Books
On Modernist Vienna
As globalism proceeds to annihilate local identities, leaving behind cities that seem cut of the same cloth, a random resistance grows. Lefaivre’s book, while in no way espousing separatism or populist retrenchments, fulfills a certain revenge for the local.
Her account establishes that the backwardness of the decaying Hapsburg Empire in contrast to the pressure of political and artistic progressives produced what Karl Kraus dubbed the “laboratory of the end of the world.”
Central to her thesis is the emergence of a resilient Jewish contingent and a reappraisal of the ‘incendiary’ nature of Wagner’s attack on historicism and eclecticism. Wagner’s straightforward use of iron and glass upended his teacher Semper’s positions, while his works of modern infrastructure counteracted the nostalgic urban vision of Sitte. Wagner abjured the nascent anti-Semitism of his class by designing synagogues. He urged his students to consider the honesty of materials, which did not mean forgoing decor and sculpture but making them integral rather than applied.

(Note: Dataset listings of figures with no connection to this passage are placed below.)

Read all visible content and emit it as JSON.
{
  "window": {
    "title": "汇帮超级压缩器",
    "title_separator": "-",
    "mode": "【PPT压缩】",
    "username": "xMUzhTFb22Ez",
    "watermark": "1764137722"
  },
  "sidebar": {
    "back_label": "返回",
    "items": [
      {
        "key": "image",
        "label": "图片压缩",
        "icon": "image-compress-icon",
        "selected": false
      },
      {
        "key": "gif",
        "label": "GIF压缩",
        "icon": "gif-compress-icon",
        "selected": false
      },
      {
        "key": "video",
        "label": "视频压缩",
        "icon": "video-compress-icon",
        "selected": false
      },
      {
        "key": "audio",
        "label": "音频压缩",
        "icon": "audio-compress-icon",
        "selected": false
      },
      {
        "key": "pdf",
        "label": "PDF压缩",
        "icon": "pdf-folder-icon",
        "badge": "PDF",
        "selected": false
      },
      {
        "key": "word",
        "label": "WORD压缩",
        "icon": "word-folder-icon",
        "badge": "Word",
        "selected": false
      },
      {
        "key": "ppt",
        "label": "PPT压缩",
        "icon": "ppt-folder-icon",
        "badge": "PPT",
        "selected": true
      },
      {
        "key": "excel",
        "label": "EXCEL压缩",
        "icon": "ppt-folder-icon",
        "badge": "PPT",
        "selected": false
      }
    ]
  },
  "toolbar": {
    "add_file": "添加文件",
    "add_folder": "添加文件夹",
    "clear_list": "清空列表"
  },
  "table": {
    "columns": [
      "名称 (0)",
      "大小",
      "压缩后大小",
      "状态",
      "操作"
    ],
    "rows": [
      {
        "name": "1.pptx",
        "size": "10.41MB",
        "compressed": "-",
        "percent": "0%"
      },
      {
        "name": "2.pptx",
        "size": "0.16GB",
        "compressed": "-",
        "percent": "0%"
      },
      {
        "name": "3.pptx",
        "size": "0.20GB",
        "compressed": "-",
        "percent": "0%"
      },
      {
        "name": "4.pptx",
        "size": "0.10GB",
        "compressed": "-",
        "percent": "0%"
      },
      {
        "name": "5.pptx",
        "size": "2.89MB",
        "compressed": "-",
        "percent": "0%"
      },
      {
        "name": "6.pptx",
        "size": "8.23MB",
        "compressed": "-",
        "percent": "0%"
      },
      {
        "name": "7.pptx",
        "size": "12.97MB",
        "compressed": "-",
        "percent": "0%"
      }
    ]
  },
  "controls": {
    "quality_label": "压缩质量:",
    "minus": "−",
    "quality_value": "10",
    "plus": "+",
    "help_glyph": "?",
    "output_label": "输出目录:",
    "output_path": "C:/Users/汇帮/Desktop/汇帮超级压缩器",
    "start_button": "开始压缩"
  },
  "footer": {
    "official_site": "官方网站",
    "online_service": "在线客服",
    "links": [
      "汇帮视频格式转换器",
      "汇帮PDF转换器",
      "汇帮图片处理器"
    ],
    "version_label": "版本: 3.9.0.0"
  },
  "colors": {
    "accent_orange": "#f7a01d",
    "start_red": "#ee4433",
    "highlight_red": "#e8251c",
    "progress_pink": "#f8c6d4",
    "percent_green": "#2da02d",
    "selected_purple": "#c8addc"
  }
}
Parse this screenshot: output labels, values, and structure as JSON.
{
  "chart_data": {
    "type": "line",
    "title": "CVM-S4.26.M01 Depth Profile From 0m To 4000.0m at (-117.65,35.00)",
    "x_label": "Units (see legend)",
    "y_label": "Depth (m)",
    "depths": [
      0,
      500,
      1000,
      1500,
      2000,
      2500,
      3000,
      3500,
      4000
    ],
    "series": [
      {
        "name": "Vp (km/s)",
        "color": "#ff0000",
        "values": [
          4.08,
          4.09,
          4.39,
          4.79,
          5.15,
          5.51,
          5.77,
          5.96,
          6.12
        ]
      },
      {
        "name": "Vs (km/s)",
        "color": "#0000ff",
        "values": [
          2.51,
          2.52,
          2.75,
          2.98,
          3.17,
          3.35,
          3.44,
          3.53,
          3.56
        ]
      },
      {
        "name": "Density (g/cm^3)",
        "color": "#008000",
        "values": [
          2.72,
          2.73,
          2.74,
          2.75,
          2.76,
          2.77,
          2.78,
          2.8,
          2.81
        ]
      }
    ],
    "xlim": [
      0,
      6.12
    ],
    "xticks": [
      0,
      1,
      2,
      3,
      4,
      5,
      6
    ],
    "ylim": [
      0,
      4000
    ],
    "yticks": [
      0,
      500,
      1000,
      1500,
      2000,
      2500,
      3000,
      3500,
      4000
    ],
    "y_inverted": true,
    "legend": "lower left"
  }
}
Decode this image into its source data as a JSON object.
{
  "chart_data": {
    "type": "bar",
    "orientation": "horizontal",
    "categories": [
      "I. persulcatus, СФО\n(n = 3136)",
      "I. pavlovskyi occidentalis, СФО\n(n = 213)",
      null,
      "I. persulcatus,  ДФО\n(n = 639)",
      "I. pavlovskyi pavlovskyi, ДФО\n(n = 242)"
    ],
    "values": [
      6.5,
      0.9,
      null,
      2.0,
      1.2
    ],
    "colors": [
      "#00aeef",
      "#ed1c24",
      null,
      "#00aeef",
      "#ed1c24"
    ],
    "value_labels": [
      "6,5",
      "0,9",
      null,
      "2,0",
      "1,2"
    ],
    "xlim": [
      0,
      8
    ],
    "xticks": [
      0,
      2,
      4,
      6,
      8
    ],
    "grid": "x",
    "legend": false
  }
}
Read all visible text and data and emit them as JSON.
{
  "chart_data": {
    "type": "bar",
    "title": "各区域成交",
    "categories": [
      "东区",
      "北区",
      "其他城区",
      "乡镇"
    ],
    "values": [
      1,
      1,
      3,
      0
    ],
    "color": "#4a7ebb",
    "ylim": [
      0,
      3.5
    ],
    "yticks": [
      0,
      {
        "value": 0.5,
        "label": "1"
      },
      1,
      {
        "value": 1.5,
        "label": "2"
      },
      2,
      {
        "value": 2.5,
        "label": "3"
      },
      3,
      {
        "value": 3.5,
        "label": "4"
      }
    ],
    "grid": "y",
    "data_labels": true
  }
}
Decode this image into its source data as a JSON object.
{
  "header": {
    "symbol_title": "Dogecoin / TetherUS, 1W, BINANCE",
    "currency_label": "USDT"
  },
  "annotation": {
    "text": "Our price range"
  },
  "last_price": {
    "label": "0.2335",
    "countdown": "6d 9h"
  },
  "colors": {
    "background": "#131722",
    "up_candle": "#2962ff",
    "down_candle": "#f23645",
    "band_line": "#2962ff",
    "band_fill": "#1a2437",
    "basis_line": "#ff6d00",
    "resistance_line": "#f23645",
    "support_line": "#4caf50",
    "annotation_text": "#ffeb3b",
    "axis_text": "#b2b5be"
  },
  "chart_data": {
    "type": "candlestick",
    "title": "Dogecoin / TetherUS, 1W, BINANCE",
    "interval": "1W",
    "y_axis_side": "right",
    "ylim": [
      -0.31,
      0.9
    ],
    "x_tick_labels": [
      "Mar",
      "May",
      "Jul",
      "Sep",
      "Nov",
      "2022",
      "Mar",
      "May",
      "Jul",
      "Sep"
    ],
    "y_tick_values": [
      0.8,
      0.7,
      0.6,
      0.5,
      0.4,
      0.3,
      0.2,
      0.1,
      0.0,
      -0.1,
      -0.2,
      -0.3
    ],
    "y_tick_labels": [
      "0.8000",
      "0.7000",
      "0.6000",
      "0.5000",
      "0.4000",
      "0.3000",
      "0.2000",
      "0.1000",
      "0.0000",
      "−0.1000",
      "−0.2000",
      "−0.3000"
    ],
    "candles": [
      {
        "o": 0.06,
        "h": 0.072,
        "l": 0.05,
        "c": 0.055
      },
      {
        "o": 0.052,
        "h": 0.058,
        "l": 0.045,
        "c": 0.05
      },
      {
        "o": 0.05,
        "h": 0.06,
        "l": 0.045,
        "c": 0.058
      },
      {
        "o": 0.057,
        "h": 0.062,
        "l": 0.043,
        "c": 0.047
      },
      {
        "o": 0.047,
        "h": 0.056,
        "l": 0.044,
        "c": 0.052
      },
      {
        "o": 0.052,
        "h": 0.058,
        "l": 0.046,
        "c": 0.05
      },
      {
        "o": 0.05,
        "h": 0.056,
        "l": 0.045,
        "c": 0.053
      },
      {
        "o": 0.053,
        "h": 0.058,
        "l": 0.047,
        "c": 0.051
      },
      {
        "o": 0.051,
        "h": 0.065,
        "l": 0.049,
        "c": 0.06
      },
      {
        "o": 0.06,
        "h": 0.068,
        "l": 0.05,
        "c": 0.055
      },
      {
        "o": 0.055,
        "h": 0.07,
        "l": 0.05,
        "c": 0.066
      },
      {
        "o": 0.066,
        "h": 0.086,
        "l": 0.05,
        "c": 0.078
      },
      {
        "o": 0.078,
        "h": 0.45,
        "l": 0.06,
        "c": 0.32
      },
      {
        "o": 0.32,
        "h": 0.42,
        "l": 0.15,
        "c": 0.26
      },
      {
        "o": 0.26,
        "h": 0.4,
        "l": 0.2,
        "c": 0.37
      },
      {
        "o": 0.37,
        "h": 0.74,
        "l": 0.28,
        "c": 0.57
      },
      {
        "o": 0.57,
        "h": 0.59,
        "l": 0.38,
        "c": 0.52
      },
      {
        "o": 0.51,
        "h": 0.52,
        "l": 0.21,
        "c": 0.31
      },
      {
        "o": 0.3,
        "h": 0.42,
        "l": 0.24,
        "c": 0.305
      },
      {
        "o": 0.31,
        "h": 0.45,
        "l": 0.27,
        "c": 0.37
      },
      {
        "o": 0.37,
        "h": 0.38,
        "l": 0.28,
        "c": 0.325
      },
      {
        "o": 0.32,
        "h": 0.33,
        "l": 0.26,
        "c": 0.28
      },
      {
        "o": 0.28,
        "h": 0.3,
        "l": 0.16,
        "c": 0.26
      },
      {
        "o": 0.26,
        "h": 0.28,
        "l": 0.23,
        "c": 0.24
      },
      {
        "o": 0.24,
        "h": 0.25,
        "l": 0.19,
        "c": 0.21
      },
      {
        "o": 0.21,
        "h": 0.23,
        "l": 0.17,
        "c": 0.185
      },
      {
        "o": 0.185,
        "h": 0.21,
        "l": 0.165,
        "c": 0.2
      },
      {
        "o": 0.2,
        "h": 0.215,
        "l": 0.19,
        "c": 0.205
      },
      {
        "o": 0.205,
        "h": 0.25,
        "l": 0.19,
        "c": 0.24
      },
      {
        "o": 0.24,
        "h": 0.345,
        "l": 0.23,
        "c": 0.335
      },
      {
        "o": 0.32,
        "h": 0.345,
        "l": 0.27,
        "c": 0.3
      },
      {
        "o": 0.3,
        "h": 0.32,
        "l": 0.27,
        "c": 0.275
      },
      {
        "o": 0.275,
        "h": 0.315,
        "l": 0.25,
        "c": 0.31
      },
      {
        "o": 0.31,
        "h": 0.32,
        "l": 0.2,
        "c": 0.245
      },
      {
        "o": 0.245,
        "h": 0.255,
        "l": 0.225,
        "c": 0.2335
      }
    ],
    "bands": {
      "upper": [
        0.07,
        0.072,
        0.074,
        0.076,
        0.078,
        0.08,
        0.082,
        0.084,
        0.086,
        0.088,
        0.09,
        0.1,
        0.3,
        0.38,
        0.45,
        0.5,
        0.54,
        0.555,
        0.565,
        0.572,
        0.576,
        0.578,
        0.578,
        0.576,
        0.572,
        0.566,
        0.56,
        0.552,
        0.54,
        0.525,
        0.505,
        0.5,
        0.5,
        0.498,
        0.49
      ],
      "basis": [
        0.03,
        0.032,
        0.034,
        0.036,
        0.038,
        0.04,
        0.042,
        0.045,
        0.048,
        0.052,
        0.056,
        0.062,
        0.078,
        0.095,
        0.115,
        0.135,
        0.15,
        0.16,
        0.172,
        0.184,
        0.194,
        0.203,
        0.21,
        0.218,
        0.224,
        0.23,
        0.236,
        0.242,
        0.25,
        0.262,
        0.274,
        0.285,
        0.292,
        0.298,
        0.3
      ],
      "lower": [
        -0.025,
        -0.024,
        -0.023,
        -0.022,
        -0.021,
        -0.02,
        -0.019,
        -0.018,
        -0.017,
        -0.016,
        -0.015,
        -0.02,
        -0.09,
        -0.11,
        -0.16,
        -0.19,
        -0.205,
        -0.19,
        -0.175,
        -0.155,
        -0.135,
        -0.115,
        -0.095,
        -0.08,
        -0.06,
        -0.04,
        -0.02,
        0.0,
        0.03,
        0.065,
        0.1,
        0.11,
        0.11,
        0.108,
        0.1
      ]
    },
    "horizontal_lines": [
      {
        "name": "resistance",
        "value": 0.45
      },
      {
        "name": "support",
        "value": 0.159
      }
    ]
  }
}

Lefaivre prompts us toward new perspectives on protagonists of Viennese design but pursues a deeper mission to demonstrate how the radicalization of culture paved the way for the world’s finest public housing.
If Lefaivre substantiates Vienna’s genetic mood of erudite struggle as the key to its identity, her last few chapters intimate an inevitable retreat, since the city is becoming globalized while its major designers have been enlisted by the international star system.